Fairfax, which most recently led a group of investors in BlackBerry Ltd. debt, is buying 51 per cent of Keg Restaurants Ltd., which pays royalties to The Keg Royalties Income Fund, a publicly traded group.
Fairfax is buying the interest from David Aisenstat, who controls Keg Restaurants and will continue to lead its operations while owning 49 per cent.
The Keg Royalties Income Fund, which includes more than 100 outlets and annual sales of some $500-million, gets royalties to the tune of 4 per cent of gross sales of the Keg restaurants in the pool, both corporate and franchised.
“Fairfax is a well-known and proven investor in the Canadian market,” said fund chairman Kip Woodward.
“With the addition of Fairfax to the Keg team, The Keg is well positioned and has a solid foundation for continued growth, which will benefit the fund and its unitholders.”
Fairfax recently sold Prime Restaurants Inc. to Cara Operations, which runs Harvey’s and Swiss Chalet, but was reported to have maintained a stake in the merged company.
Terms of the deal weren't disclosed.
Fairfax is just coming off a proposed, but ultimately failed, takeover bid for BlackBerry. It had struck a tentative $4.7-billion (U.S.) deal to a consortium that would buy the ailing smartphone manufacturer but that fell through.
Instead, BlackBerry raised $1-billion via a sale of convertible debentures. Fairfax holds just shy of 10 per cent of the smartphone maker, which would surge far higher under that conversion.
- Prime settles dispute with Cara, signs Fairfax takeover deal
- Boyd Erman in Streetwise (for subscribers): Restaurant giant Cara merges with competitor
Canadians among top whistleblowers
Canadians are doing their fair share when it comes to blowing the whistle on corporate malfeasance in the United States.

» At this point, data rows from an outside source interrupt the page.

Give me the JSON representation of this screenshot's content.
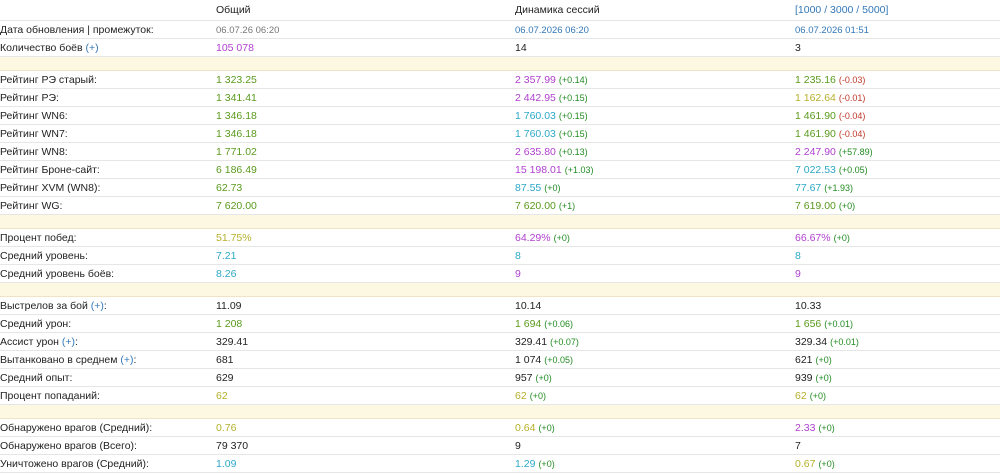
{
  "colors": {
    "default": "#222222",
    "green": "#5a9a1c",
    "purple": "#b03fcf",
    "cyan": "#2da8c8",
    "olive": "#b6b02a",
    "blue": "#3378b8",
    "delta_pos": "#228b22",
    "delta_neg": "#c0392b",
    "date": "#777777",
    "spacer_bg": "#fdf8e2"
  },
  "header": {
    "col_total": "Общий",
    "col_dynamics": "Динамика сессий",
    "col_ranges": "[1000 / 3000 / 5000]"
  },
  "rows": [
    {
      "type": "row",
      "label": "Дата обновления | промежуток:",
      "label_plus": "",
      "c1": {
        "v": "06.07.26 06:20",
        "color": "date",
        "small": true
      },
      "c2": {
        "v": "06.07.2026 06:20",
        "color": "blue",
        "small": true
      },
      "c3": {
        "v": "06.07.2026 01:51",
        "color": "blue",
        "small": true
      }
    },
    {
      "type": "row",
      "label": "Количество боёв",
      "label_plus": "(+)",
      "c1": {
        "v": "105 078",
        "color": "purple"
      },
      "c2": {
        "v": "14",
        "color": "default"
      },
      "c3": {
        "v": "3",
        "color": "default"
      }
    },
    {
      "type": "spacer"
    },
    {
      "type": "row",
      "label": "Рейтинг РЭ старый:",
      "label_plus": "",
      "c1": {
        "v": "1 323.25",
        "color": "green"
      },
      "c2": {
        "v": "2 357.99",
        "color": "purple",
        "d": "(+0.14)",
        "dc": "pos"
      },
      "c3": {
        "v": "1 235.16",
        "color": "green",
        "d": "(-0.03)",
        "dc": "neg"
      }
    },
    {
      "type": "row",
      "label": "Рейтинг РЭ:",
      "label_plus": "",
      "c1": {
        "v": "1 341.41",
        "color": "green"
      },
      "c2": {
        "v": "2 442.95",
        "color": "purple",
        "d": "(+0.15)",
        "dc": "pos"
      },
      "c3": {
        "v": "1 162.64",
        "color": "olive",
        "d": "(-0.01)",
        "dc": "neg"
      }
    },
    {
      "type": "row",
      "label": "Рейтинг WN6:",
      "label_plus": "",
      "c1": {
        "v": "1 346.18",
        "color": "green"
      },
      "c2": {
        "v": "1 760.03",
        "color": "cyan",
        "d": "(+0.15)",
        "dc": "pos"
      },
      "c3": {
        "v": "1 461.90",
        "color": "green",
        "d": "(-0.04)",
        "dc": "neg"
      }
    },
    {
      "type": "row",
      "label": "Рейтинг WN7:",
      "label_plus": "",
      "c1": {
        "v": "1 346.18",
        "color": "green"
      },
      "c2": {
        "v": "1 760.03",
        "color": "cyan",
        "d": "(+0.15)",
        "dc": "pos"
      },
      "c3": {
        "v": "1 461.90",
        "color": "green",
        "d": "(-0.04)",
        "dc": "neg"
      }
    },
    {
      "type": "row",
      "label": "Рейтинг WN8:",
      "label_plus": "",
      "c1": {
        "v": "1 771.02",
        "color": "green"
      },
      "c2": {
        "v": "2 635.80",
        "color": "purple",
        "d": "(+0.13)",
        "dc": "pos"
      },
      "c3": {
        "v": "2 247.90",
        "color": "purple",
        "d": "(+57.89)",
        "dc": "pos"
      }
    },
    {
      "type": "row",
      "label": "Рейтинг Броне-сайт:",
      "label_plus": "",
      "c1": {
        "v": "6 186.49",
        "color": "green"
      },
      "c2": {
        "v": "15 198.01",
        "color": "purple",
        "d": "(+1.03)",
        "dc": "pos"
      },
      "c3": {
        "v": "7 022.53",
        "color": "cyan",
        "d": "(+0.05)",
        "dc": "pos"
      }
    },
    {
      "type": "row",
      "label": "Рейтинг XVM (WN8):",
      "label_plus": "",
      "c1": {
        "v": "62.73",
        "color": "green"
      },
      "c2": {
        "v": "87.55",
        "color": "cyan",
        "d": "(+0)",
        "dc": "pos"
      },
      "c3": {
        "v": "77.67",
        "color": "cyan",
        "d": "(+1.93)",
        "dc": "pos"
      }
    },
    {
      "type": "row",
      "label": "Рейтинг WG:",
      "label_plus": "",
      "c1": {
        "v": "7 620.00",
        "color": "green"
      },
      "c2": {
        "v": "7 620.00",
        "color": "green",
        "d": "(+1)",
        "dc": "pos"
      },
      "c3": {
        "v": "7 619.00",
        "color": "green",
        "d": "(+0)",
        "dc": "pos"
      }
    },
    {
      "type": "spacer"
    },
    {
      "type": "row",
      "label": "Процент побед:",
      "label_plus": "",
      "c1": {
        "v": "51.75%",
        "color": "olive"
      },
      "c2": {
        "v": "64.29%",
        "color": "purple",
        "d": "(+0)",
        "dc": "pos"
      },
      "c3": {
        "v": "66.67%",
        "color": "purple",
        "d": "(+0)",
        "dc": "pos"
      }
    },
    {
      "type": "row",
      "label": "Средний уровень:",
      "label_plus": "",
      "c1": {
        "v": "7.21",
        "color": "cyan"
      },
      "c2": {
        "v": "8",
        "color": "cyan"
      },
      "c3": {
        "v": "8",
        "color": "cyan"
      }
    },
    {
      "type": "row",
      "label": "Средний уровень боёв:",
      "label_plus": "",
      "c1": {
        "v": "8.26",
        "color": "cyan"
      },
      "c2": {
        "v": "9",
        "color": "purple"
      },
      "c3": {
        "v": "9",
        "color": "purple"
      }
    },
    {
      "type": "spacer"
    },
    {
      "type": "row",
      "label": "Выстрелов за бой",
      "label_plus": "(+)",
      "label_end": ":",
      "c1": {
        "v": "11.09",
        "color": "default"
      },
      "c2": {
        "v": "10.14",
        "color": "default"
      },
      "c3": {
        "v": "10.33",
        "color": "default"
      }
    },
    {
      "type": "row",
      "label": "Средний урон:",
      "label_plus": "",
      "c1": {
        "v": "1 208",
        "color": "green"
      },
      "c2": {
        "v": "1 694",
        "color": "green",
        "d": "(+0.06)",
        "dc": "pos"
      },
      "c3": {
        "v": "1 656",
        "color": "green",
        "d": "(+0.01)",
        "dc": "pos"
      }
    },
    {
      "type": "row",
      "label": "Ассист урон",
      "label_plus": "(+)",
      "label_end": ":",
      "c1": {
        "v": "329.41",
        "color": "default"
      },
      "c2": {
        "v": "329.41",
        "color": "default",
        "d": "(+0.07)",
        "dc": "pos"
      },
      "c3": {
        "v": "329.34",
        "color": "default",
        "d": "(+0.01)",
        "dc": "pos"
      }
    },
    {
      "type": "row",
      "label": "Вытанковано в среднем",
      "label_plus": "(+)",
      "label_end": ":",
      "c1": {
        "v": "681",
        "color": "default"
      },
      "c2": {
        "v": "1 074",
        "color": "default",
        "d": "(+0.05)",
        "dc": "pos"
      },
      "c3": {
        "v": "621",
        "color": "default",
        "d": "(+0)",
        "dc": "pos"
      }
    },
    {
      "type": "row",
      "label": "Средний опыт:",
      "label_plus": "",
      "c1": {
        "v": "629",
        "color": "default"
      },
      "c2": {
        "v": "957",
        "color": "default",
        "d": "(+0)",
        "dc": "pos"
      },
      "c3": {
        "v": "939",
        "color": "default",
        "d": "(+0)",
        "dc": "pos"
      }
    },
    {
      "type": "row",
      "label": "Процент попаданий:",
      "label_plus": "",
      "c1": {
        "v": "62",
        "color": "olive"
      },
      "c2": {
        "v": "62",
        "color": "olive",
        "d": "(+0)",
        "dc": "pos"
      },
      "c3": {
        "v": "62",
        "color": "olive",
        "d": "(+0)",
        "dc": "pos"
      }
    },
    {
      "type": "spacer"
    },
    {
      "type": "row",
      "label": "Обнаружено врагов (Средний):",
      "label_plus": "",
      "c1": {
        "v": "0.76",
        "color": "olive"
      },
      "c2": {
        "v": "0.64",
        "color": "olive",
        "d": "(+0)",
        "dc": "pos"
      },
      "c3": {
        "v": "2.33",
        "color": "purple",
        "d": "(+0)",
        "dc": "pos"
      }
    },
    {
      "type": "row",
      "label": "Обнаружено врагов (Всего):",
      "label_plus": "",
      "c1": {
        "v": "79 370",
        "color": "default"
      },
      "c2": {
        "v": "9",
        "color": "default"
      },
      "c3": {
        "v": "7",
        "color": "default"
      }
    },
    {
      "type": "row",
      "label": "Уничтожено врагов (Средний):",
      "label_plus": "",
      "c1": {
        "v": "1.09",
        "color": "cyan"
      },
      "c2": {
        "v": "1.29",
        "color": "cyan",
        "d": "(+0)",
        "dc": "pos"
      },
      "c3": {
        "v": "0.67",
        "color": "olive",
        "d": "(+0)",
        "dc": "pos"
      }
    }
  ]
}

Tips from Canada under the Dodd-Frank Whistleblower Program rose to 62 during the Securities and Exchange Commission’s 2013 fiscal year, compared to 66 from Britain, which topped the list of foreigners, and 52 from China, which ranked No. 3.

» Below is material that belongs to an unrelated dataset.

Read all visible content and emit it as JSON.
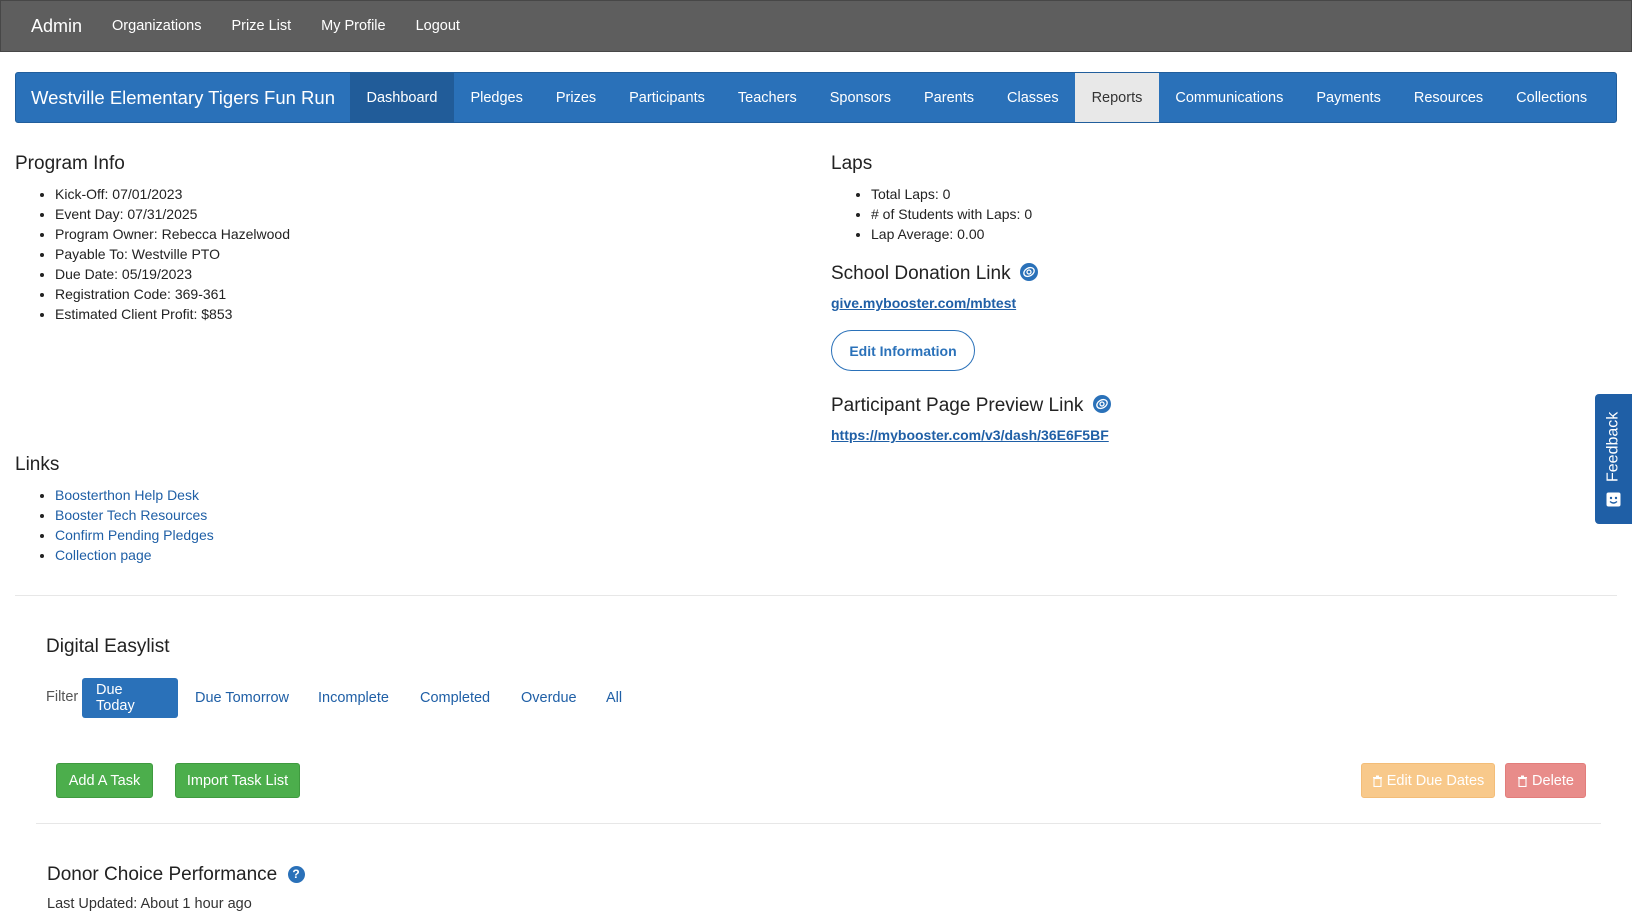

For Canada, that marked an increase from 46 in 2012 and just 1 in 2011, compared to 74 and 9 for Britain and 27 and 10 for China in the same periods.

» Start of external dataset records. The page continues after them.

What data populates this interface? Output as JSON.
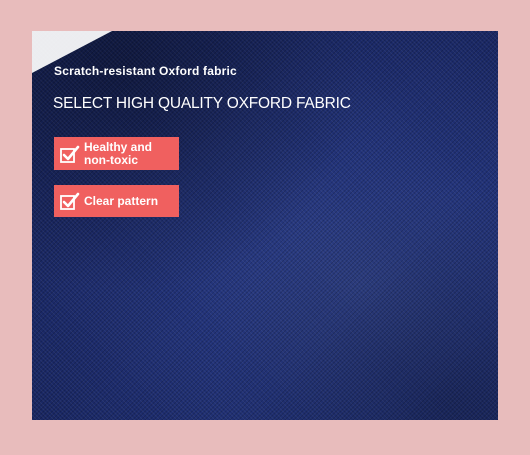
{
  "banner": {
    "subtitle": "Scratch-resistant Oxford fabric",
    "headline": "SELECT HIGH QUALITY OXFORD FABRIC",
    "badges": [
      {
        "label": "Healthy and\nnon-toxic",
        "icon": "checkbox-checked-icon"
      },
      {
        "label": "Clear pattern",
        "icon": "checkbox-checked-icon"
      }
    ]
  },
  "colors": {
    "background_pink": "#e8bcbc",
    "fabric_navy": "#1b2a66",
    "badge_coral": "#f0605f",
    "text_white": "#ffffff"
  }
}
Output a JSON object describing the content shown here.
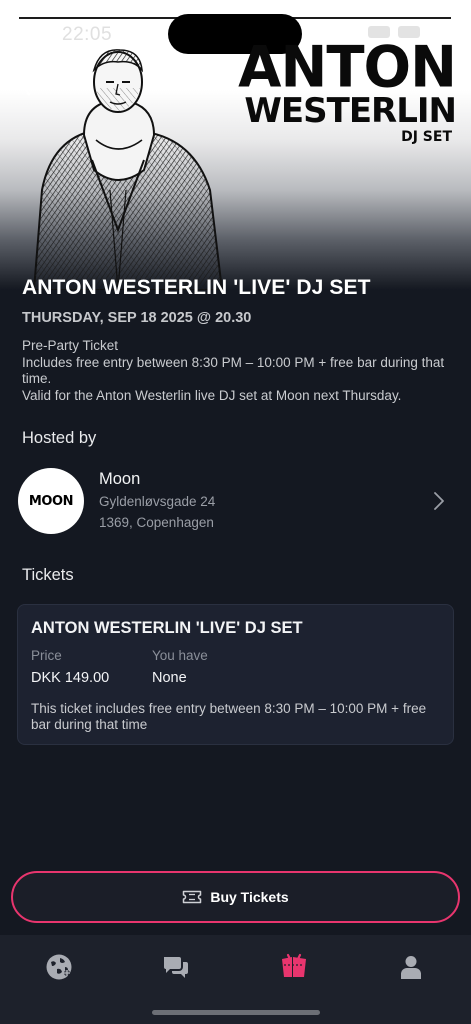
{
  "status_bar": {
    "time": "22:05"
  },
  "hero": {
    "title_line1": "ANTON",
    "title_line2": "WESTERLIN",
    "title_line3": "DJ SET"
  },
  "event": {
    "title": "ANTON WESTERLIN 'LIVE' DJ SET",
    "date": "THURSDAY, SEP 18 2025 @ 20.30",
    "description_lines": [
      "Pre-Party Ticket",
      "Includes free entry between 8:30 PM – 10:00 PM + free bar during that time.",
      "Valid for the Anton Westerlin live DJ set at Moon next Thursday."
    ]
  },
  "host": {
    "section_label": "Hosted by",
    "avatar_text": "MOON",
    "name": "Moon",
    "address_line1": "Gyldenløvsgade 24",
    "address_line2": "1369, Copenhagen"
  },
  "tickets": {
    "section_label": "Tickets",
    "card": {
      "title": "ANTON WESTERLIN 'LIVE' DJ SET",
      "price_label": "Price",
      "price_value": "DKK 149.00",
      "you_have_label": "You have",
      "you_have_value": "None",
      "description": "This ticket includes free entry between 8:30 PM – 10:00 PM + free bar during that time"
    }
  },
  "buy_button": {
    "label": "Buy Tickets"
  },
  "nav": {
    "items": [
      {
        "icon": "globe-icon",
        "active": false
      },
      {
        "icon": "chat-icon",
        "active": false
      },
      {
        "icon": "tickets-icon",
        "active": true
      },
      {
        "icon": "profile-icon",
        "active": false
      }
    ]
  },
  "colors": {
    "accent": "#e8356e",
    "background": "#141821",
    "card": "#1d2230",
    "nav_inactive": "#a9acb3"
  }
}
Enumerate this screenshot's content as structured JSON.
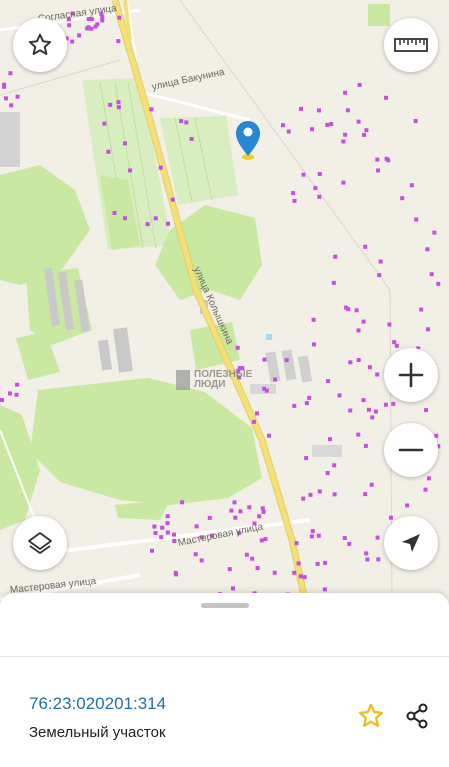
{
  "map": {
    "streets": [
      {
        "id": "soglasnaya",
        "label": "Согласная улица"
      },
      {
        "id": "bakunina",
        "label": "улица Бакунина"
      },
      {
        "id": "kolyshkina",
        "label": "улица Колышкина"
      },
      {
        "id": "masterovaya",
        "label": "Мастеровая улица"
      },
      {
        "id": "masterovaya2",
        "label": "Мастеровая улица"
      }
    ],
    "watermark": {
      "line1": "ПОЛЕЗНЫЕ",
      "line2": "ЛЮДИ"
    },
    "colors": {
      "background": "#f2efe6",
      "park": "#c9e8a1",
      "field": "#d9eec0",
      "main_road": "#f3e07a",
      "building": "#c9c9c9",
      "marker": "#2787d3",
      "dots": "#c64fe0"
    }
  },
  "controls": {
    "favorite_icon": "star-outline-icon",
    "ruler_icon": "ruler-icon",
    "zoom_in_icon": "plus-icon",
    "zoom_out_icon": "minus-icon",
    "layers_icon": "layers-icon",
    "location_icon": "navigation-arrow-icon"
  },
  "sheet": {
    "cadastral_number": "76:23:020201:314",
    "parcel_type": "Земельный участок",
    "favorite_icon": "star-icon",
    "share_icon": "share-icon",
    "star_color": "#e8c11d"
  }
}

The program’s annual report, which sports a silver whistle on the cover, doesn’t say how many of those were successful.
Over the course of the year, the program handed out more than $14.8-million (U.S.) in awards, with one payment of about $14-million, its largest ever, accounting for the bulk of the money.
“While the amounts paid are significant, the bigger story is the untold numbers of current and future investors who were shielded from harm thanks to the information and co-operation provided by whistleblowers,” the agency’s chief, Sean McKessy, said in the report.
The total number of tips to the program rose in 2013 to 3,238 from 3,001 a year earlier and 334 in 2011. California, New York and Florida led the way.
Those resulted in 118 enforcement judgments and orders, the SEC said.
Tips from Canada outpaced those from many individual states.
Fund buys snack company
Ontario’s teachers would probably prefer their students snack on fresh fruit, but their pension fund is buying into some sugary snacks.
As The Globe and Mail’s Bertrand Marotte reports, the Ontario Teachers’ Pension Plan is buying Britain’s Burton’s Biscuit Co., which makes Wagon Wheels and Jammie Dodgers.
Terms of the deal weren’t disclosed, but Burton’s boast annual sales of £340-million.